Algorithm to remove vocal from sound track with bytes in sample code

1k views Asked by At

I want to remove vocals from mp3 sound tracks(remove signer voice from the song file), I turned the song file into byte lists but don't know how to remove it's vocal with bytes. does any body knows the algorithm of removing with bytes ?(I would be happy if you explain with a sample code with any languages [I work with dart]). I read this article but the bytes haven't left and right :

Algorithm to remove vocal from sound track

1

There are 1 answers

5
Wisblade On

Removing a voice isn't so simple. Usually, it's a combination of several tricks, like band-stop filters, spectrographic analysis (i.e. you'll need to use a FFT, Fast-Fourier Transform to switch to frequencies), and so on.

Simply "substracting" the two channels (i.e. phase cancellation) can't work if the original song wasn't properly recorded in studio, with voices being the ONLY centered track. If anything else (like drums or bass) is ALSO centered, you're dead.
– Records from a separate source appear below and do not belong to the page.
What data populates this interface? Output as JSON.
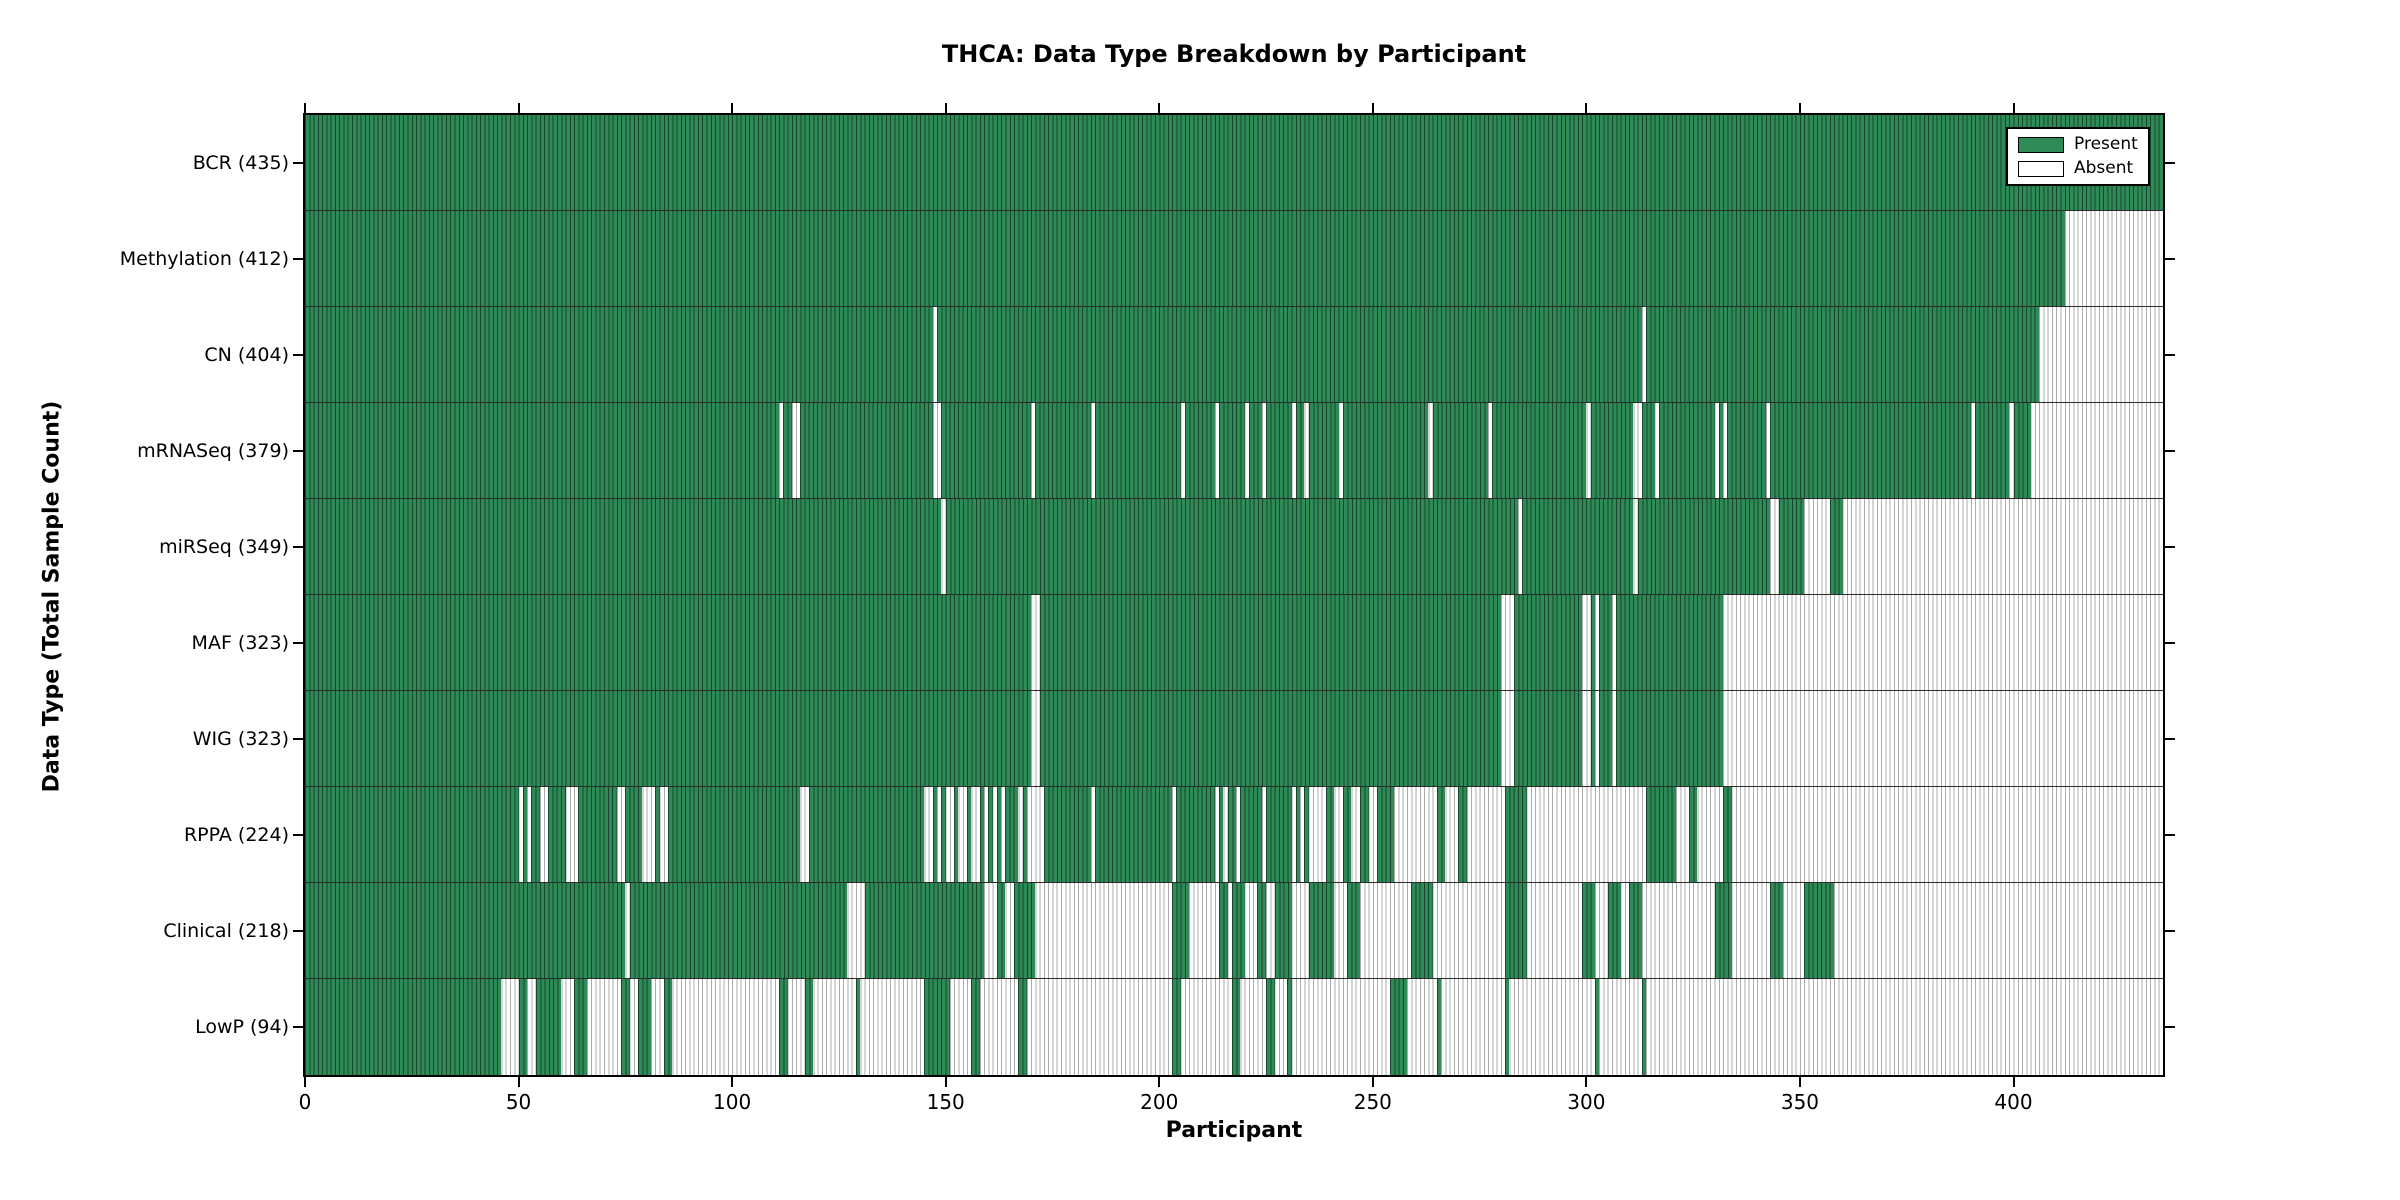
{
  "title": "THCA: Data Type Breakdown by Participant",
  "xlabel": "Participant",
  "ylabel": "Data Type (Total Sample Count)",
  "legend": {
    "present_label": "Present",
    "absent_label": "Absent"
  },
  "colors": {
    "present": "#2e8b57",
    "present_hairline": "rgba(0,0,0,0.50)",
    "absent": "#ffffff",
    "absent_hairline": "#ababab",
    "row_separator": "#2a2a2a",
    "spine": "#000000"
  },
  "chart_data": {
    "type": "heatmap",
    "title": "THCA: Data Type Breakdown by Participant",
    "xlabel": "Participant",
    "ylabel": "Data Type (Total Sample Count)",
    "legend_entries": [
      "Present",
      "Absent"
    ],
    "legend_position": "upper right",
    "x_ticks": [
      0,
      50,
      100,
      150,
      200,
      250,
      300,
      350,
      400
    ],
    "x_range": [
      0,
      435
    ],
    "n_participants": 435,
    "grid": false,
    "rows": [
      {
        "label": "BCR",
        "total": 435,
        "present_ranges": [
          [
            0,
            434
          ]
        ]
      },
      {
        "label": "Methylation",
        "total": 412,
        "present_ranges": [
          [
            0,
            411
          ]
        ]
      },
      {
        "label": "CN",
        "total": 404,
        "present_ranges": [
          [
            0,
            146
          ],
          [
            148,
            312
          ],
          [
            314,
            405
          ]
        ]
      },
      {
        "label": "mRNASeq",
        "total": 379,
        "present_ranges": [
          [
            0,
            110
          ],
          [
            112,
            113
          ],
          [
            116,
            146
          ],
          [
            149,
            169
          ],
          [
            171,
            183
          ],
          [
            185,
            204
          ],
          [
            206,
            212
          ],
          [
            214,
            219
          ],
          [
            221,
            223
          ],
          [
            225,
            230
          ],
          [
            232,
            233
          ],
          [
            235,
            241
          ],
          [
            243,
            262
          ],
          [
            264,
            276
          ],
          [
            278,
            299
          ],
          [
            301,
            310
          ],
          [
            313,
            315
          ],
          [
            317,
            329
          ],
          [
            331,
            331
          ],
          [
            333,
            341
          ],
          [
            343,
            389
          ],
          [
            391,
            398
          ],
          [
            400,
            403
          ]
        ]
      },
      {
        "label": "miRSeq",
        "total": 349,
        "present_ranges": [
          [
            0,
            148
          ],
          [
            150,
            283
          ],
          [
            285,
            310
          ],
          [
            312,
            342
          ],
          [
            345,
            350
          ],
          [
            357,
            359
          ]
        ]
      },
      {
        "label": "MAF",
        "total": 323,
        "present_ranges": [
          [
            0,
            169
          ],
          [
            172,
            279
          ],
          [
            283,
            298
          ],
          [
            301,
            301
          ],
          [
            303,
            305
          ],
          [
            307,
            331
          ]
        ]
      },
      {
        "label": "WIG",
        "total": 323,
        "present_ranges": [
          [
            0,
            169
          ],
          [
            172,
            279
          ],
          [
            283,
            298
          ],
          [
            301,
            301
          ],
          [
            303,
            305
          ],
          [
            307,
            331
          ]
        ]
      },
      {
        "label": "RPPA",
        "total": 224,
        "present_ranges": [
          [
            0,
            49
          ],
          [
            51,
            51
          ],
          [
            53,
            54
          ],
          [
            57,
            60
          ],
          [
            64,
            72
          ],
          [
            75,
            78
          ],
          [
            82,
            82
          ],
          [
            85,
            115
          ],
          [
            118,
            144
          ],
          [
            147,
            147
          ],
          [
            149,
            149
          ],
          [
            152,
            152
          ],
          [
            155,
            155
          ],
          [
            158,
            158
          ],
          [
            160,
            160
          ],
          [
            162,
            162
          ],
          [
            164,
            166
          ],
          [
            168,
            168
          ],
          [
            173,
            183
          ],
          [
            185,
            202
          ],
          [
            204,
            212
          ],
          [
            214,
            214
          ],
          [
            216,
            217
          ],
          [
            219,
            223
          ],
          [
            225,
            230
          ],
          [
            232,
            232
          ],
          [
            234,
            234
          ],
          [
            239,
            240
          ],
          [
            243,
            244
          ],
          [
            247,
            248
          ],
          [
            251,
            254
          ],
          [
            265,
            266
          ],
          [
            270,
            271
          ],
          [
            281,
            285
          ],
          [
            314,
            320
          ],
          [
            324,
            325
          ],
          [
            332,
            333
          ]
        ]
      },
      {
        "label": "Clinical",
        "total": 218,
        "present_ranges": [
          [
            0,
            74
          ],
          [
            76,
            126
          ],
          [
            131,
            158
          ],
          [
            162,
            163
          ],
          [
            166,
            170
          ],
          [
            203,
            206
          ],
          [
            214,
            215
          ],
          [
            217,
            219
          ],
          [
            223,
            224
          ],
          [
            227,
            230
          ],
          [
            235,
            240
          ],
          [
            244,
            246
          ],
          [
            259,
            263
          ],
          [
            281,
            285
          ],
          [
            299,
            301
          ],
          [
            305,
            307
          ],
          [
            310,
            312
          ],
          [
            330,
            333
          ],
          [
            343,
            345
          ],
          [
            351,
            357
          ]
        ]
      },
      {
        "label": "LowP",
        "total": 94,
        "present_ranges": [
          [
            0,
            45
          ],
          [
            50,
            51
          ],
          [
            54,
            59
          ],
          [
            63,
            65
          ],
          [
            74,
            75
          ],
          [
            78,
            80
          ],
          [
            84,
            85
          ],
          [
            111,
            112
          ],
          [
            117,
            118
          ],
          [
            129,
            129
          ],
          [
            145,
            150
          ],
          [
            156,
            157
          ],
          [
            167,
            168
          ],
          [
            203,
            204
          ],
          [
            217,
            218
          ],
          [
            225,
            226
          ],
          [
            230,
            230
          ],
          [
            254,
            257
          ],
          [
            265,
            265
          ],
          [
            281,
            281
          ],
          [
            302,
            302
          ],
          [
            313,
            313
          ]
        ]
      }
    ]
  }
}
Also, no algorithm would work "out-of-the-box": you'll need to set some parameters in order to let it work properly.

For example, to setup band-stop filters:

  • Common human voices (spoken): 500-1000Hz
  • Male reference range: 64-523Hz
  • Female reference range: 160-1200Hz
  • Male bass: 82-392Hz
  • Male baritone: 123-493Hz
  • Male tenor: 164-698Hz
  • Female bass: 82-392Hz
  • Female mezzo-soprano: 123-493Hz
  • Female soprano: 220-1100

So if your song's singers are both a male bass and a female soprano, you'll need to cut all frequencies from 82 to 392 Hz (male) and from 220 to 1100 Hz (female). So finally, everything between 82 to 1100 Hz... That won't let so much instruments left! So you'll need to put markers on your timeline, when each singer is singing, and cut bands ONLY during these short periods - so you won't damage too much instruments.

The "right" way should be to try most of these tricks, on the tiniest possible durations (i.e. when a human is singing). You should first start to tag all these intervals so that you can try each algorithm on each sound sequence, and keep each time only the best one.

But if you're already lost by a "simple" phase cancellation, you may never be able to properly clean your song from its vocals. It's a quite advanced signal processing, and it will be even harder to apply if you don't know anything about signal processing.